We thank the reviewers for the positive and detailed feedback. Let us briefly address the main issues raised in the reviews.$
Assigned_Reviewer_2: We assume that adversary choosing the cost functions can make the choices based on the draws of side-information, but does not see the randomization of the player (oblivious to the player). We will clarify this in the revision. It is possible to directly deal with the adaptive adversary using the relaxation framework, but the analysis is more involved (specifically, condition in Eq. 6 becomes more involved).
Assigned_Reviewer_3:
We will add some intuition/explanation of the algorithm and a very brief proof sketch, but there is not enough space to give all the background. Instead, we will add specific pointers to the existing literature, so that the interested reader can get a better grasp of these new techniques.
Regarding the issue of internal randomization: there are two places to check. First, the initial condition (6) holds for all q_t sequences, including those strategies that depend on the past randomizations. Second place is the recursive condition (5). Note that q_t minimizes a term that does depend on the random choices y-hat through the information I_{1:t-1}. Hence, the choices q_t definitely depend on internal randomization.
Specifics:
“Certifies the inequalities (5) and (6)” -- we mean that q_t may not be the exact minimizer yet gives the inequality for that q_t. In this case we call it admissible.
Regarding accumulation of errors from approximate ERM. The estimates we build are unbiased no matter what q we choose. This unbiasedness is the only property required for going forward, and the only loss from this approximation is on the present round. Hence, the errors do not accumulate. We will add a note about this subtle point -- thanks!

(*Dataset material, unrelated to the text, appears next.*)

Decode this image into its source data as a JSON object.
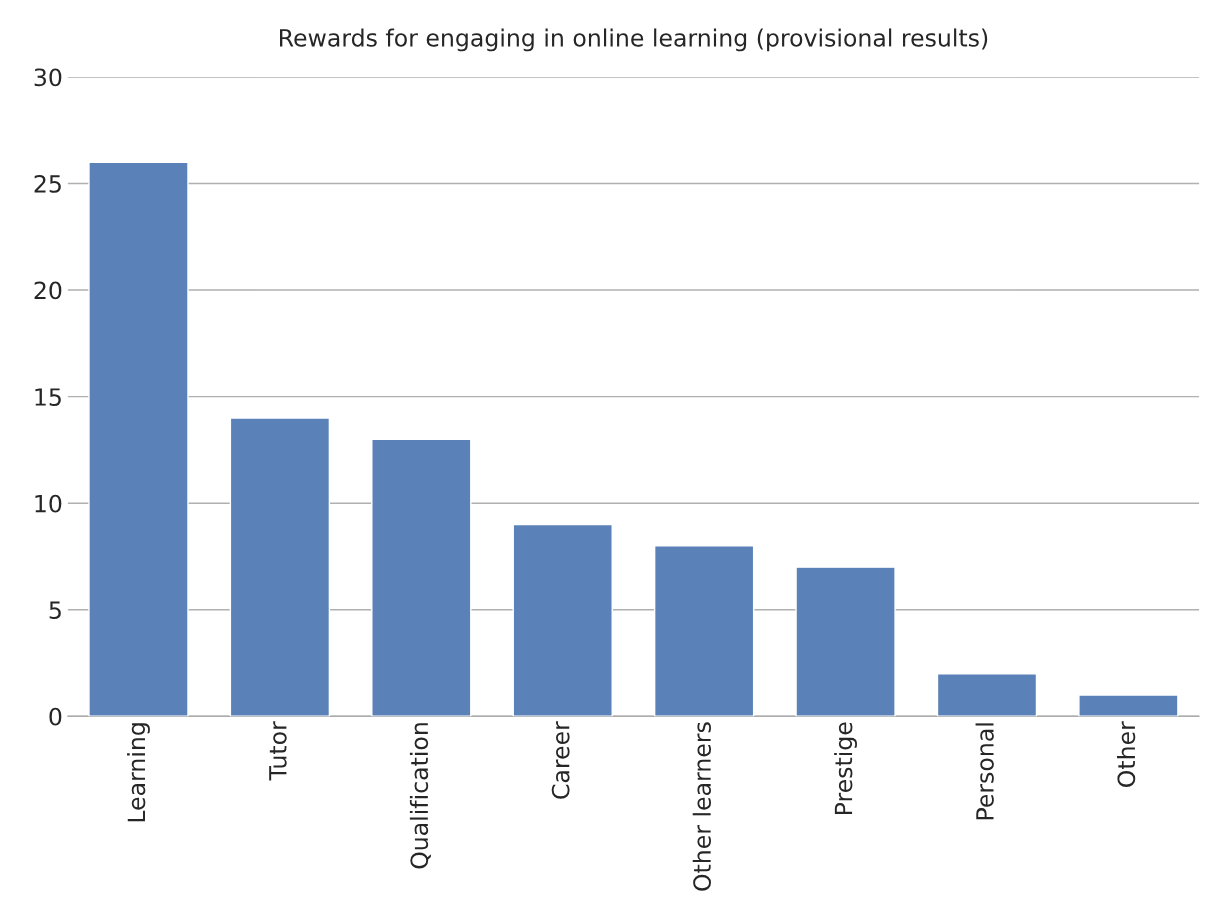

The reviewer is correct that Lemma 1 only addresses an oblivious adversary. Eq (6) for the non-oblivious case is more involved, and we omit it for the sake of clarity of presentation.
Assigned_Reviewer_4:
The reviewer is correct that our methods requires d*n oracle calls. We do not know at the moment whether one can improve it to O(sqrt{n}) to match the oracle complexity of Agarwal et al. While in the i.i.d. setting this is possible, the hybrid scenario we are considering is more demanding.